The future of banking is differentiated. Banking services today are not only delivered by or through traditional banks, but also and increasingly by Fintechs, Bigtechs, mobility services providers and many other types of players. Most of them expand their original value proposition to include banking services. Is this threatening to today's banks? Perhaps. However, for the Connected bank this development opens up just as many perspectives: after all, they possess the much-needed services in abundance.
The digital platform business model is on - what seems to be - an unstoppable rise. There is enormous potential in linking multiple producers and service providers to consumers in a smart way, via an online market. Large parties are already proving this, but also on a smaller scale examples are popping up everywhere.
Increasingly, these companies are also integrating banking services and products into their platforms. For example, bol.com struck a partnership with Floryn, a provider of business credit that enables sellers on bol.com to obtain credit for which the limit grows with the growth in revenue. Uber, meanwhile, has expanded to include Uber Wallet and Uber Money, for payments and other financial products. And yet another example is Adyen, that recently announced to provide banking services to platforms, amongst which a clever credit provisioning solution directed at the sellers on marketplace platforms.
This trend is said to threaten the position of traditional banks. Who needs a separate counter for payments, savings or loans, when all your favorite brands - big or small - seamlessly integrate these services in their value proposition?
In our view, this is only partially true. It is true that these platforms are taking over parts of the distribution of banking services, and it is also true that customer expectations are only going to get higher because of these digital platforms.

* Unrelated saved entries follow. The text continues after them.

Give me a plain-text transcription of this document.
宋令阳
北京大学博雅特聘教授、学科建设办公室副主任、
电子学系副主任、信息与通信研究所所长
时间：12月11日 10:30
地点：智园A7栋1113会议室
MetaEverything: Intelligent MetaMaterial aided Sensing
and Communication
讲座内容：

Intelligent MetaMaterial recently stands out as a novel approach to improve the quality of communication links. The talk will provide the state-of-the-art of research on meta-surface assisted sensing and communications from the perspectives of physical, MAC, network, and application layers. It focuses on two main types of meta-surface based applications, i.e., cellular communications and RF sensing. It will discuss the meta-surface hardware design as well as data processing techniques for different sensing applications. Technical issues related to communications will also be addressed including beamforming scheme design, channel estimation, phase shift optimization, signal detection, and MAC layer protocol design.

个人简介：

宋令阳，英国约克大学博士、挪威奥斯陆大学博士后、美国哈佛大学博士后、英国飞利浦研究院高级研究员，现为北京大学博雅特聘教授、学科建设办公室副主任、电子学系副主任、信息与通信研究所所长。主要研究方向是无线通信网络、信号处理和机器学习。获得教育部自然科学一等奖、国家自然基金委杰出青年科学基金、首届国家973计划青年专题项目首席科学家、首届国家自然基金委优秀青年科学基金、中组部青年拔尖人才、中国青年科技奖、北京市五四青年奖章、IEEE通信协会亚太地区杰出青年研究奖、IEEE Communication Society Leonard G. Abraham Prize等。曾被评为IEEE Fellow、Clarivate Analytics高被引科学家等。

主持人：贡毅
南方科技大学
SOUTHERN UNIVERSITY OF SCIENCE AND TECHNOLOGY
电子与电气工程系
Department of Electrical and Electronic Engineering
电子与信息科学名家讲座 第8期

This is because they are able to seamlessly integrate the various components of their services into a wider customer journey in a (digital) place where customers are as their needs are being fulfilled in that place. However, it is not true that this necessarily undermines the position of banks. Depending on the strategic choices a bank makes in these changed circumstances, we would even say: this development can strengthen a bank's position.

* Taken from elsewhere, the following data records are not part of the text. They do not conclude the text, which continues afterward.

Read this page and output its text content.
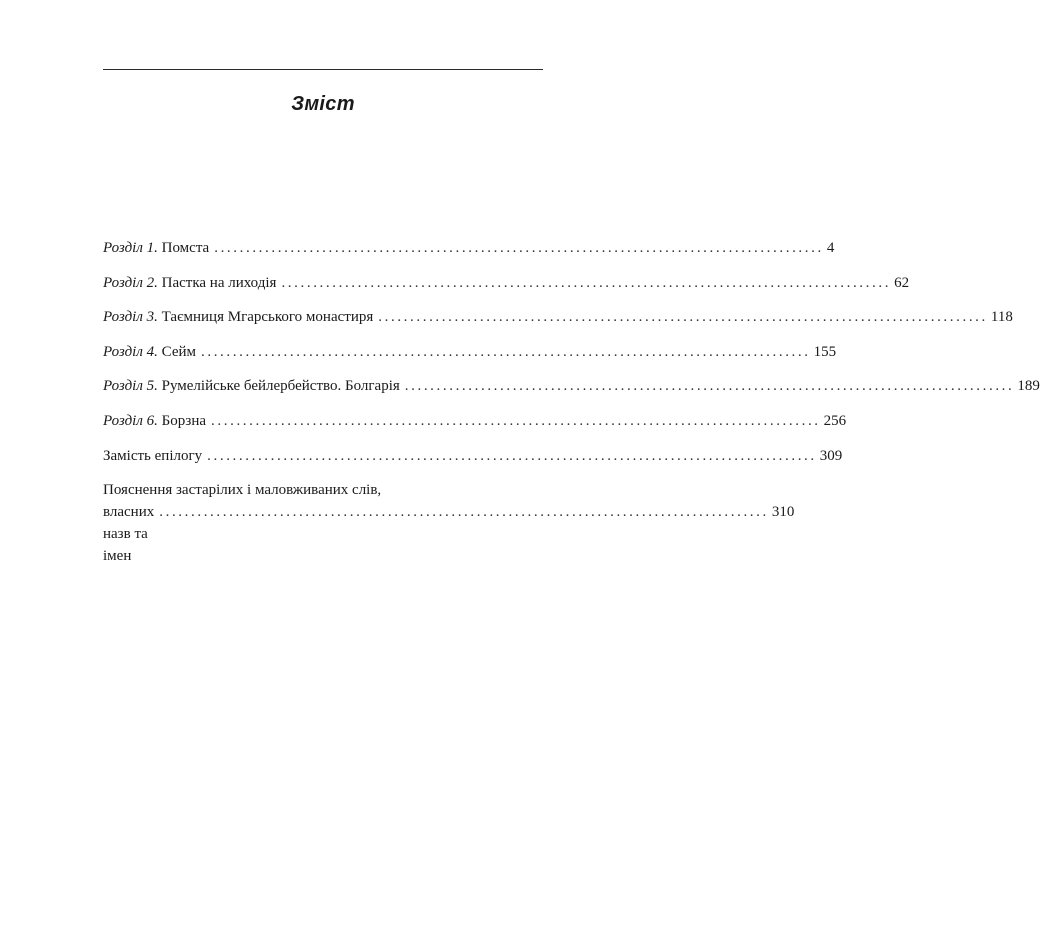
Зміст
Розділ 1. Помста ................................................................................................ 4
Розділ 2. Пастка на лиходія ................................................................................................ 62
Розділ 3. Таємниця Мгарського монастиря ................................................................................................ 118
Розділ 4. Сейм ................................................................................................ 155
Розділ 5. Румелійське бейлербейство. Болгарія ................................................................................................ 189
Розділ 6. Борзна ................................................................................................ 256
Замість епілогу ................................................................................................ 309
Пояснення застарілих і маловживаних слів,
власних назв та імен
................................................................................................ 310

The crux of that strategic choice is to strive to become a Connected bank. Connected is KPMG's approach to digital transformation. At its core are eight capabilities that a bank must invest in to prove their added value in the digital age. Of course, it is important to first determine what the bank is already strong in, where and with what it distinguishes itself and especially: what the bank wants to be for its customers.
Subsequently, there are four possible profiles to choose from, that of Allrounder, Front-Office Champion, Back-Office Champion and Functional Specialist.
The profiles of the Allrounder and the Front-Office Champion are clarified in the blog Dutch banks and the need for distinction. Back-office Champions focus on the production of financial services. Functional Specialists on the other hand deliver building blocks like KYC, financial market infrastructure connectivity or e-Identity services.
It is the latter two profiles that are explicitly linked to the emergence of digital platform business models. This is often referred to as Banking as a Service or Embedded Finance. Indeed, banks that focus on these profiles are strong in exactly the functionalities that the abovementioned platforms require. The back-office champion holds the risk of the financial products on her balance sheet, but is not directly visible and involved in the customer relationship. It utilises its regulatory license as an asset. Banking products and services like lending are distributed through the already mentioned platforms. The Functional Specialist focuses on very specific services and products, for instance connectivity to financial market infrastructure, KYC and e-Identity services. These services and products are then offered separately to digital platforms.
In other words, digitization gives banks plenty of opportunities. However, to benefit from this, they must be able to strongly question their current business model and accept the consequences. It's also about daring to invest in the capabilities needed to realize the chosen route. The profiles just mentioned, for example, require different qualities when it comes to experience-centricity by design. After all, it is not the customers that the bank needs to focus on, but (the developers of) the platforms. They must be at the heart of the customer experience that the bank offers. Also, a lot is asked of the digitally enabled architecture of the bank (focus is the development of APIs) and of the bank's ability to choose the right partners and to build and maintain ecosystems.
With our Connected approach, KPMG helps banks in this process. The approach is based on banks investing in the right capabilities, following well-considered strategic choices. The Connected bank will no longer have any reason to feel threatened in its digital future.